The legal definition of volatile organic compounds (VOCs) differs from country to country. The U.S. defines volatile organic compounds as organic compounds, basically all hydrocarbons, with low solubility in water, and a propensity for vaporization at relatively low temperatures, including room temperature. Essentially, a volatile organic compound is a chemical or compound that contains such vapor pressure that it does not take much heat to vaporize the particular chemical or compound into a gaseous form.
The most common natural volatile organic compound is methane, an indicator of natural gas formation. A common man-made volatile organic compound is formaldehyde, found in furniture components, paint, and many cleaning solutions and disinfectants. Volatile organic compounds and their heretofore unrestricted use has been a major contributor to such environmental issues as smog and “sick building syndrome.”
Mainly, the effects of VOCs are seen in respiratory ailments, and disorders of the immune system. Increasingly, however, the vaporous effects of volatile organic compounds are recognized as actually being absorbed through the skin, leading to further complications. VOCs are now considered more than a nuisance, they’re downright deadly.
California, long plagued by smog, was the first U.S. state to recognize the devastating effects of volatile organic compound emissions on health and the environment. Thus, California was the first state to institute volatile organic compound regulations. New York, New Jersey, Arizona, and several other states soon recognized the physical and environmental benefits of regulation of VOCs, and joined California in implementing their own VOC statutes.
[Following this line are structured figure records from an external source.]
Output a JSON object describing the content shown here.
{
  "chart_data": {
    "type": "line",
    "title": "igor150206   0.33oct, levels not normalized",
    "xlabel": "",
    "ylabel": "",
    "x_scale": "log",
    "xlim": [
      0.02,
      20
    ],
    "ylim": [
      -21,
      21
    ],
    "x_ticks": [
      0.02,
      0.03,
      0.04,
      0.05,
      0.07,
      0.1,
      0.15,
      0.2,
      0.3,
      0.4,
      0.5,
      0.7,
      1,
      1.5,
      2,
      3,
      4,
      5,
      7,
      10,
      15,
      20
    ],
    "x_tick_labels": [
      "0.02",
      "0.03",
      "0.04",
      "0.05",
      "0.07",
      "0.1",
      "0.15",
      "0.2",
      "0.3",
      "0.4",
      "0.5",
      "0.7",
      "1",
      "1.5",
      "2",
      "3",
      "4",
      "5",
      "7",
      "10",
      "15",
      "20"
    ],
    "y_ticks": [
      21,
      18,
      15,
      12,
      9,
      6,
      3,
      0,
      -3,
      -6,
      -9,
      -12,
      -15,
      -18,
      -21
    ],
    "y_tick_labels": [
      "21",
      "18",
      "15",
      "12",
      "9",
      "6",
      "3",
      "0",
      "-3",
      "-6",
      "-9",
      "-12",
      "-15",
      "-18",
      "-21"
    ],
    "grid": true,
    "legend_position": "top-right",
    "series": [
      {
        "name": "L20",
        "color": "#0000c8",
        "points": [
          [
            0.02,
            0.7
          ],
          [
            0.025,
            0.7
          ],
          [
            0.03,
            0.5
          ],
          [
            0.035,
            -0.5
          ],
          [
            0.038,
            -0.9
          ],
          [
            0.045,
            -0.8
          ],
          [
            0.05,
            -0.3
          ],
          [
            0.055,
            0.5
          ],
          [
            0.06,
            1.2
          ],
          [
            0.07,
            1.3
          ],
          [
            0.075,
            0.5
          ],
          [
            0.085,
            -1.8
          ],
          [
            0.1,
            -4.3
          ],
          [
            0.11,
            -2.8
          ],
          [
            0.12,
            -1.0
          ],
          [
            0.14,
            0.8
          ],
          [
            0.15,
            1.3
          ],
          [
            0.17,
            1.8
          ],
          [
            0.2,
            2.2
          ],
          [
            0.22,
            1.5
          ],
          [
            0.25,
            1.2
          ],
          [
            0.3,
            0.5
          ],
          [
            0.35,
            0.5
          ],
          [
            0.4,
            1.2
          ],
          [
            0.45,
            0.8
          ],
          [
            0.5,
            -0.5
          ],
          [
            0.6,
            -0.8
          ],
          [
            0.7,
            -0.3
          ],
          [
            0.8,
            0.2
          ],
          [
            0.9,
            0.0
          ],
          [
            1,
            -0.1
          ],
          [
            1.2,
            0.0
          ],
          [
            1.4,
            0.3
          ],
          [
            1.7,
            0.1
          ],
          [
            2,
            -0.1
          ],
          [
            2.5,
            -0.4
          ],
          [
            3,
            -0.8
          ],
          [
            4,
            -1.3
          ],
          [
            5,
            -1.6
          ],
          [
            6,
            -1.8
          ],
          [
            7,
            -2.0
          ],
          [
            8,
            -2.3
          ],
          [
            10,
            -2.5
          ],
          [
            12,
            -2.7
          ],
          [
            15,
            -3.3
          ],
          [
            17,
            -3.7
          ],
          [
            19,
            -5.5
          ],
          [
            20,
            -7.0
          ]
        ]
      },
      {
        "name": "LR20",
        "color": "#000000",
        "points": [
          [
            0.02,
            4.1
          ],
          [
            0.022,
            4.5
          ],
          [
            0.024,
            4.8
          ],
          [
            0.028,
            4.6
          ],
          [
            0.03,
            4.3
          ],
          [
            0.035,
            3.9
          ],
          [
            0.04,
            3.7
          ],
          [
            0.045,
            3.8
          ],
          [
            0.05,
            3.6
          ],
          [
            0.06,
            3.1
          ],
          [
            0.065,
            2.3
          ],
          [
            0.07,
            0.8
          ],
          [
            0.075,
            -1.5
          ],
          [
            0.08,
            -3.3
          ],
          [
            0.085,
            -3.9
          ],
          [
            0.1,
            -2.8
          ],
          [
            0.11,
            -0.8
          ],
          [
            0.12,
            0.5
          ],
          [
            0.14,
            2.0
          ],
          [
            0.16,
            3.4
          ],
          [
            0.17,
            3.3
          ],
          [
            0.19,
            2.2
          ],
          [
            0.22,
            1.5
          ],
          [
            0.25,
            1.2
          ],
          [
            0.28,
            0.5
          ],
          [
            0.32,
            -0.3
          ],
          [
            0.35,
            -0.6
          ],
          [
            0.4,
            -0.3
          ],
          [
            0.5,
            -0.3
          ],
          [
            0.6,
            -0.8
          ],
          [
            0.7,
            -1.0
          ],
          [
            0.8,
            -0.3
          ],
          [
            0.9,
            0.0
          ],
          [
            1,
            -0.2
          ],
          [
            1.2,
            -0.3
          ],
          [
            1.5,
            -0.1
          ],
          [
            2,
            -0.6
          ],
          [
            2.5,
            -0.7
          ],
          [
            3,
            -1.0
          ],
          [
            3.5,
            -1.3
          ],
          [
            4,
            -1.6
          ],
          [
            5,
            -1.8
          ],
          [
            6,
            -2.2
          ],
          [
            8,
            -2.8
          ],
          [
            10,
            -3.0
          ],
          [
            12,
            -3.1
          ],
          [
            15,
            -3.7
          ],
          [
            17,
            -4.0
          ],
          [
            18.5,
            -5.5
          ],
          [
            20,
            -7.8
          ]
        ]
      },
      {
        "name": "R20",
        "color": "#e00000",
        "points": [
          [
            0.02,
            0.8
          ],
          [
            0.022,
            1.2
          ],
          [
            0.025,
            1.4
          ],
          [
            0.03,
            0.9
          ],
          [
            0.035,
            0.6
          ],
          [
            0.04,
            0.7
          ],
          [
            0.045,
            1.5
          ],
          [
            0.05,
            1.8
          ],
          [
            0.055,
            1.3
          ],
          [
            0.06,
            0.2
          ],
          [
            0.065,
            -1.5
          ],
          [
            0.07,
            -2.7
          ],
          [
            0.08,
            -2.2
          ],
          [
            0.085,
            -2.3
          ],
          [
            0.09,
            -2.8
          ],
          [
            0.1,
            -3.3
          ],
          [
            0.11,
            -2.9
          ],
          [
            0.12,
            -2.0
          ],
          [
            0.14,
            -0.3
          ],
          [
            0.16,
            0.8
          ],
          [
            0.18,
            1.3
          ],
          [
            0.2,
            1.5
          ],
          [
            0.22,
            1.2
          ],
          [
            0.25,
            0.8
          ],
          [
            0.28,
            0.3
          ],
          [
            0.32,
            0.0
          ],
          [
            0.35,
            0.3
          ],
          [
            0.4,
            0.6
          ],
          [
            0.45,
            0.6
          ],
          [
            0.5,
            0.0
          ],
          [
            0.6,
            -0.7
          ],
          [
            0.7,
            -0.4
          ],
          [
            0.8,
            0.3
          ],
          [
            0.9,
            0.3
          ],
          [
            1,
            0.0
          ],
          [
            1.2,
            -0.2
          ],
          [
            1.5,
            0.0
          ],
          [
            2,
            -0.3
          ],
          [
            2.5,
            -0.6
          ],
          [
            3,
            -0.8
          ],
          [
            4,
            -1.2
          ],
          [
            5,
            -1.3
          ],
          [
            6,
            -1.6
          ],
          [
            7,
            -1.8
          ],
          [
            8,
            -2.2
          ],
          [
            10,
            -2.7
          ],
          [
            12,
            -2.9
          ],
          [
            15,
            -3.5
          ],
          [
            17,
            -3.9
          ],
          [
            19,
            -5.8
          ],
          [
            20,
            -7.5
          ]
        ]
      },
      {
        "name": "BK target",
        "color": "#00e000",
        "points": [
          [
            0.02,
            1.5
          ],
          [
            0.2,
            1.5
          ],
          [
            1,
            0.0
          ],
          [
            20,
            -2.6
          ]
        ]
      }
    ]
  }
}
The Environmental Protection Agency, in the mid 1990s, finally established definitions and standards for what constitutes dangerous VOC compounds and levels. On 13 September 1999, the first federally mandated regulations for VOC levels, basically EPA volatile organic compounds, went into effect. An EPA volatile organic compound is an organic compound that is determined, by the EPA, to have an especially high photochemical reactivity, or vaporization effect, under normal atmospheric conditions.
What this means is that certain chemicals are especially prone to vaporization under even normal conditions and, therefore, must be kept below certain levels in, for instance, industrial coatings, including ordinary house paints, varnishes, etc. Most states in the U.S. now have VOC regulations much stricter and more comprehensive than federal statutes.
Improvements have had to be made in the loading and unloading procedures at oil pipeline facilities due to the enormous emissions of volatile organic compounds at these sites. Elsewhere, waste sites are being cleaned up, buildings re-coated, even gutted, automobile emissions standards raised, and the chemical processing and manufacturing industry is being rigorously regulated, all in an effort to reduce levels of volatile organic compounds.